Scott took off to Queensland, my niece got on with life and recently started dating again.
But things didn’t work out up north for Scott, his family tried to get him help, they brought him home and went to a doctor, there were apparently waiting lists but we all know how wonderful the system can be and so he’s dead.
Now our sister in law who had called us from the side of the highway after a “perfect day” in a state of utter shock has to sit down with her daughter and tell her that the boy she’d known since she was a little girl, the boy she thought she’d marry one day, the boy who’d given her such a roller coaster of emotions, is now dead.
Today life ended for Scott and permanently changed the worlds of so many people, including our niece and we are just sitting here now hoping she doesn’t blame herself for not ‘fixing’ him.
V said – “He was unwell, but he made a choice and I don’t care what the fucked up people in mental health first aid courses say, suicide is not 100% preventable!”
This apparently cut us deeply and differently, there’s a mostly a combination of sadness and white hot anger festering inside us right now but mostly there’s the knowledge that we were just handed a key to one of the boxes in the attic, one that is overflowing with underlying guilt and unprocessed emotions, it’s nauseating.
I don’t know what to feel, we were unwell when we attempted suicide, but we made a choice too.
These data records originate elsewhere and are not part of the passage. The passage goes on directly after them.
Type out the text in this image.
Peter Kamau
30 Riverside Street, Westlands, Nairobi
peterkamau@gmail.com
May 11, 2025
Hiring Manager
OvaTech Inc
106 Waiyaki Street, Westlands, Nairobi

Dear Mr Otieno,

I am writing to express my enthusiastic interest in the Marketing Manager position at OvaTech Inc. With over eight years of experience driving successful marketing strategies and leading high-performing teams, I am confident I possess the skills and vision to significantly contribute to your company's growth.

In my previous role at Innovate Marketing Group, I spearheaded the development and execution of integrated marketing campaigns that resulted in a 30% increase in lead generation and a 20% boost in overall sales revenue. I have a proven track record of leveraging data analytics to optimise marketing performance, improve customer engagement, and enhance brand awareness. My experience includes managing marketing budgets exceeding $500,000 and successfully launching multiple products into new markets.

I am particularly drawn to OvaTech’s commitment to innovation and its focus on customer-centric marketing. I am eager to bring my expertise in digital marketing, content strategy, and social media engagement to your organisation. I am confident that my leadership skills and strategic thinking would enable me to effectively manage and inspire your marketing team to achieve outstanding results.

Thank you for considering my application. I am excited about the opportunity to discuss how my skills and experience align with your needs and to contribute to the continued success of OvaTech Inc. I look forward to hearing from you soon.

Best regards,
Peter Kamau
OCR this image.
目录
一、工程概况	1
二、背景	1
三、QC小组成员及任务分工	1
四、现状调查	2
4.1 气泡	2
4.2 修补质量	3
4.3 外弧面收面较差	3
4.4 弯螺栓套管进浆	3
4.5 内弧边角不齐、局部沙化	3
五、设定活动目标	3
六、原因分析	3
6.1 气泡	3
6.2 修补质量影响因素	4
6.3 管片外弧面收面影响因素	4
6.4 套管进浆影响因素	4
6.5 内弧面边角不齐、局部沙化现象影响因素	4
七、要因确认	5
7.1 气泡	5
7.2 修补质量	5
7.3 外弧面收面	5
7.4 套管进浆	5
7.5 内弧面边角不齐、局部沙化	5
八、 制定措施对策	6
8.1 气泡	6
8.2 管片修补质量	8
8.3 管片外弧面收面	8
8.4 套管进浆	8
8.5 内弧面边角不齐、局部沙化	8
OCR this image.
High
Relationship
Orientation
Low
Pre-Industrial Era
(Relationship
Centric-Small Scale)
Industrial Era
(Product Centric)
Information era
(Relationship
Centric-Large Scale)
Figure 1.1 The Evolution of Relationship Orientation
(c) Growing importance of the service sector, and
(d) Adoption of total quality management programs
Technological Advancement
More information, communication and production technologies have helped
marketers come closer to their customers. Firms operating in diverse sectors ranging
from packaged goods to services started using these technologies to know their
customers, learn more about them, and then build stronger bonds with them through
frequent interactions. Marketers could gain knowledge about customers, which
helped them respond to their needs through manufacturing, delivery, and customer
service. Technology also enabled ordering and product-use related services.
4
K says it’s not all about us, we need to focus
V says it’s different because we owned that choice, we never blamed anyone for our problems, we never tried to hold anyone hostage saying we’d kill ourself if they left us.
K argues No, but we did inflict pain and destruction on everyone around us and is the action or the intent the most destructive part of suicide?
Suzi says we need to be compassionate to ourselves, we were hurting and in pain.
I say Scott was in a lot of pain too.
V says “but HE was an asshole”
Suzi says people can both be assholes and have mental health problems, they are not one in the same nor mutually exclusive and perhaps we are forgetting that.
Bel is quiet, she’s upset and sulking inside a box in the attic without a lid – maybe she feels safe there, we’ve spent a lot of time blaming her for what happened to us and we aren’t all ready to get past it yet.
I’m tired, my head hurts from all the feelings and all the keys, people keep dying and I want to go to sleep.
But Suzi says we have to make dinner now.